Mohon Maaf Lahir dan Batin

Rabu, Juli 15, 2015

Beberapa hari yang lalu, kak Emma -via Line- memberitahu saya bahwa ia menjalani sahur bersama kak Abe dan Kak Were di kantor Revius. Katanya, momen itu mengingatkan dia pada bulan puasa setahun silam ketika dia, saya, dan Kak Abe yang bersahur-ria di kantor Revius. Waktu memang cepat sekali berlalu. Dan seperti kata Kak Abe, bahwa ia menanam memori pada lagu-lagu yang mengingatkannya pada suatu kenangan, saya juga mengingat lagu Blue Moon-nya Rod Stewart sebagai lagu yang memberi kenangan pada momen itu. 

Tahun ini saya merayakan lebaran di Jogja demi tugas akademik dan mau menemani Eyang. Cuma saya, Eyang, Mbak Par, Pak Jono, dan si kecil Aziz yang tinggal di rumah besar itu. Anak-anak yang lain pada mudik. Jogja lengang dan tempat-tempat makan kebanyakan tutup. Saya tidak tahu harus makan apa besok pagi. Eyang berjanji bahwa kami akan makan opor ayam dan ketupat besok sampai lebaran. Bisa juga nanti diselingi McD. Beberapa teman kuliah yang juga tetap tinggal di Jogja mengajak untuk ikut makan-makan pas lebaran. Saya ingin pergi tapi nanti tergantung sikonnya (susah mendapat kendaraan umum pada hari raya). 

Lebaran bagi saya memberikan satu makna: pengampunan. Mungkin pada hari raya inilah kita akan saling mengucapkan mohon maaf lahir dan batin. Jika kita sungguh-sungguh mendalaminya, memohon maaf lahir dan batin pada orang lain itu sangat dalam maknanya. Memaafkan itu tidak mudah, saudara. Dan begitu banyak perbuatan kita baik sengaja atau tidak sengaja telah melukai hati orang lain. Butuh kekuatan besar untuk memaafkan. Dan hanya orang-orang yang kuat hatinya yang mampu mengampuni. Saya belum memiliki hati sekuat itu. Terkadang saya lebih memilih menghindar untuk meredam konfrontasi. Saya pikir itu tidak sehat. Tapi, saya belum mengetahui dimana batas antara memaafkan dan menghindari seseorang karena perbuatannya. Saya belum tahu batas antara mana perbuatan yang patut dimaafkan dan mana perbuatan yang perlu dihindari.
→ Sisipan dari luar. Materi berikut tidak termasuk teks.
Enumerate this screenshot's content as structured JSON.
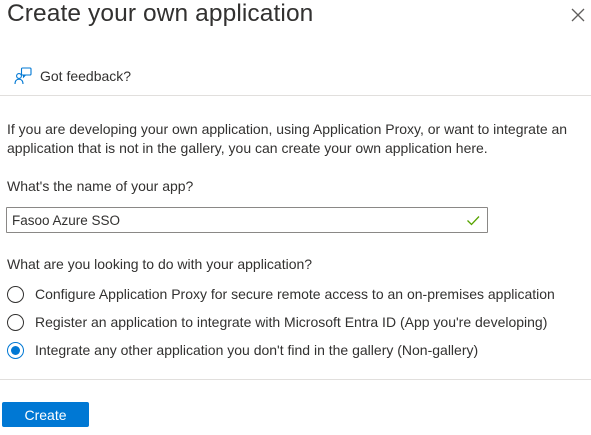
{
  "panel": {
    "title": "Create your own application",
    "feedback_label": "Got feedback?",
    "description": "If you are developing your own application, using Application Proxy, or want to integrate an application that is not in the gallery, you can create your own application here."
  },
  "form": {
    "name_label": "What's the name of your app?",
    "name_value": "Fasoo Azure SSO",
    "name_valid": true,
    "question": "What are you looking to do with your application?",
    "options": [
      {
        "label": "Configure Application Proxy for secure remote access to an on-premises application",
        "selected": false
      },
      {
        "label": "Register an application to integrate with Microsoft Entra ID (App you're developing)",
        "selected": false
      },
      {
        "label": "Integrate any other application you don't find in the gallery (Non-gallery)",
        "selected": true
      }
    ]
  },
  "actions": {
    "create_label": "Create"
  },
  "icons": {
    "close": "close-icon",
    "feedback": "feedback-person-icon",
    "valid": "checkmark-icon"
  },
  "colors": {
    "accent": "#0078d4",
    "valid": "#57a300",
    "text": "#323130",
    "divider": "#e1dfdd"
  }
}
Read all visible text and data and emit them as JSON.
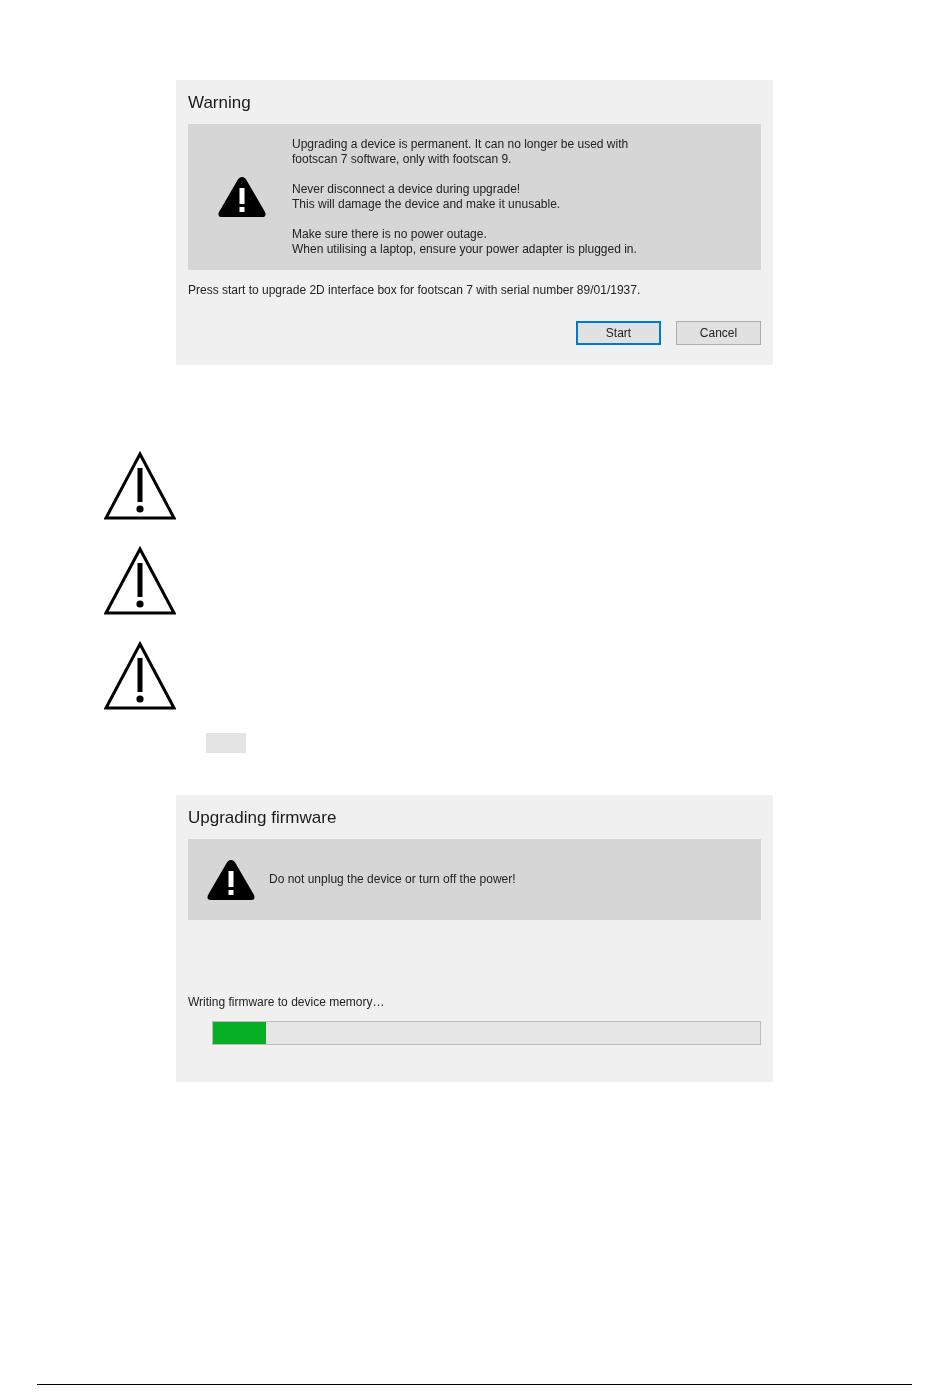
{
  "warning_dialog": {
    "title": "Warning",
    "messages": [
      {
        "lines": [
          "Upgrading a device is permanent. It can no longer be used with",
          "footscan 7 software, only with footscan 9."
        ]
      },
      {
        "lines": [
          "Never disconnect a device during upgrade!",
          "This will damage the device and make it unusable."
        ]
      },
      {
        "lines": [
          "Make sure there is no power outage.",
          "When utilising a laptop, ensure your power adapter is plugged in."
        ]
      }
    ],
    "prompt": "Press start to upgrade 2D interface box for footscan 7 with serial number 89/01/1937.",
    "buttons": [
      {
        "label": "Start",
        "selected": true
      },
      {
        "label": "Cancel",
        "selected": false
      }
    ]
  },
  "notices": [
    {
      "kind": "caution"
    },
    {
      "kind": "caution"
    },
    {
      "kind": "caution"
    }
  ],
  "progress_dialog": {
    "title": "Upgrading firmware",
    "message": "Do not unplug the device or turn off the power!",
    "status": "Writing firmware to device memory…",
    "progress": {
      "level": 0.097
    }
  }
}
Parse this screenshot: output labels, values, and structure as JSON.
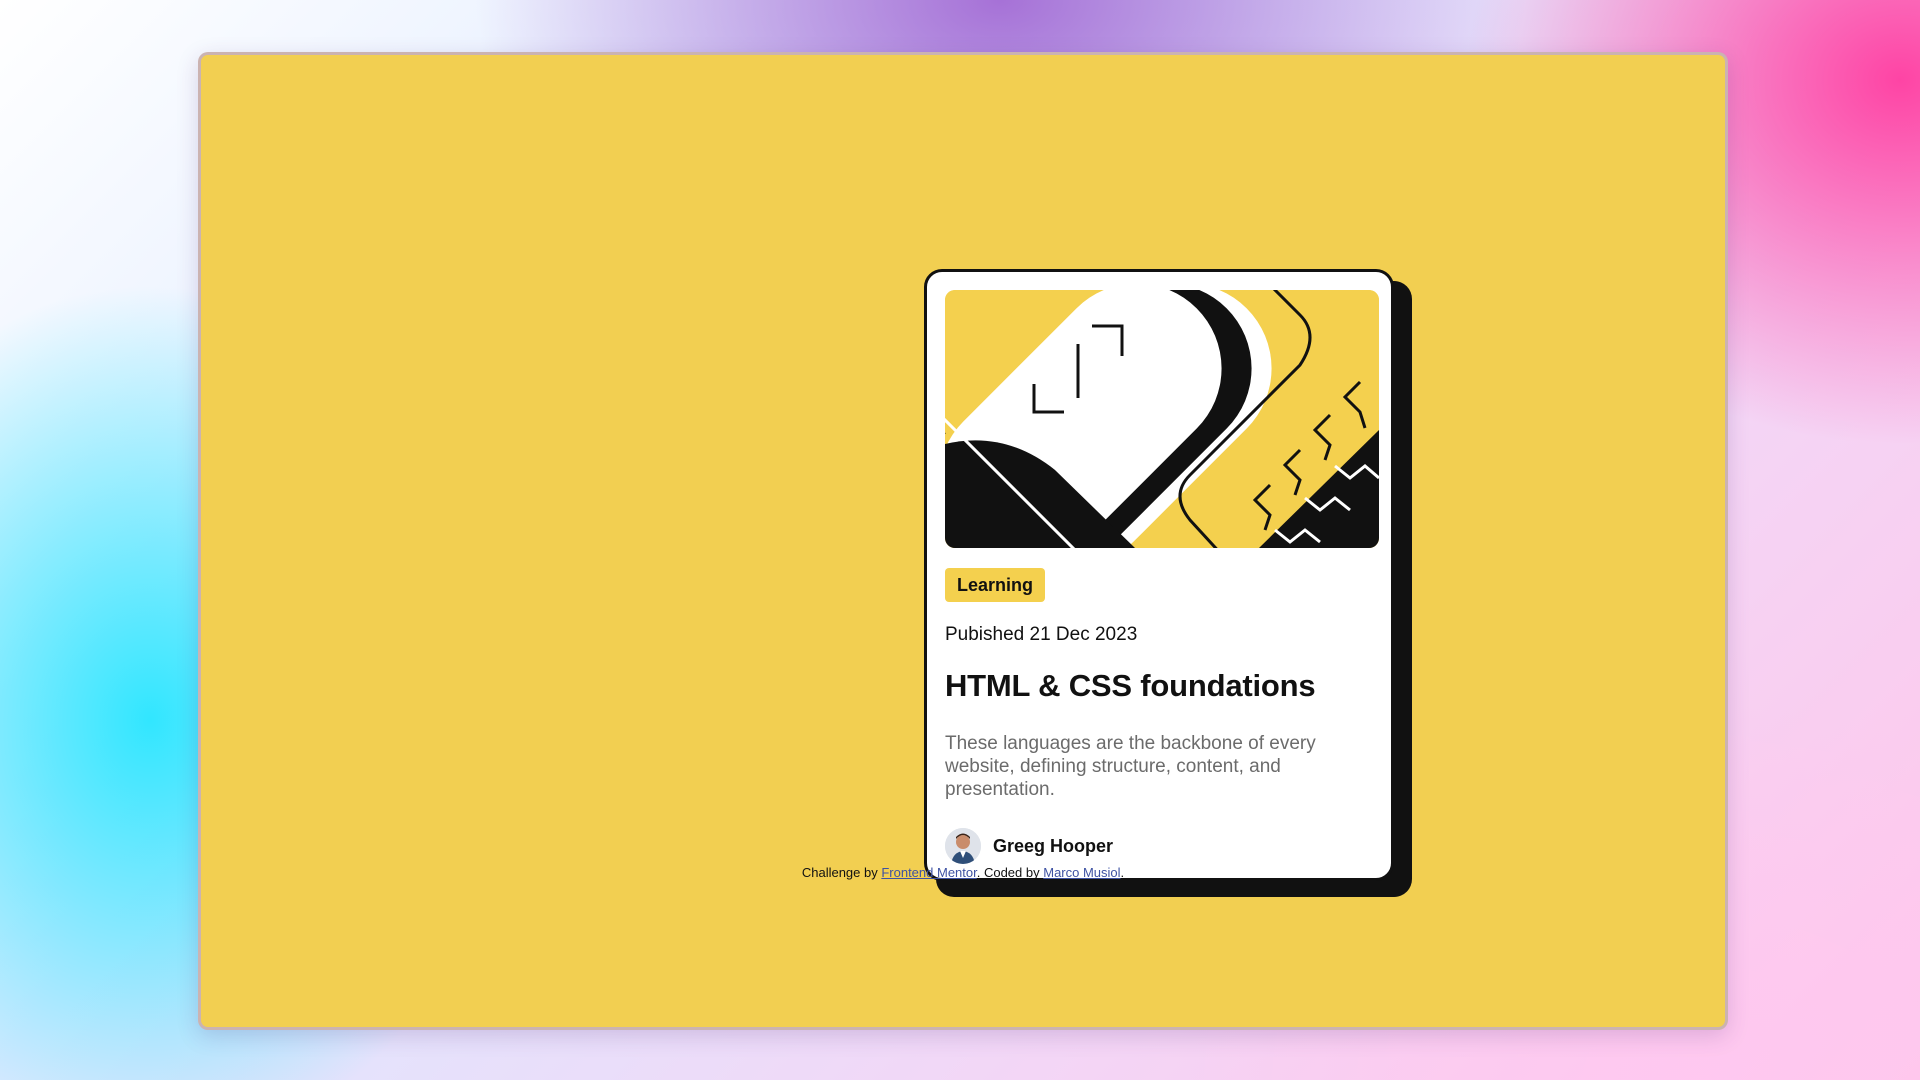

Hingga saya bertanya-tanya, apakah kita perlu memaafkan orang-orang yang melukai kita karena pikirannya tidak normal? Dia toh berbuat salah karena ia tak sadar. Lalu, apa hanya perbuatan yang dilakukan dengan penuh kesadaran yang pantas menerima pengampunan? Entahlah. 



Dari hati yang paling dalam. Saya mohon maaf lahir dan batin.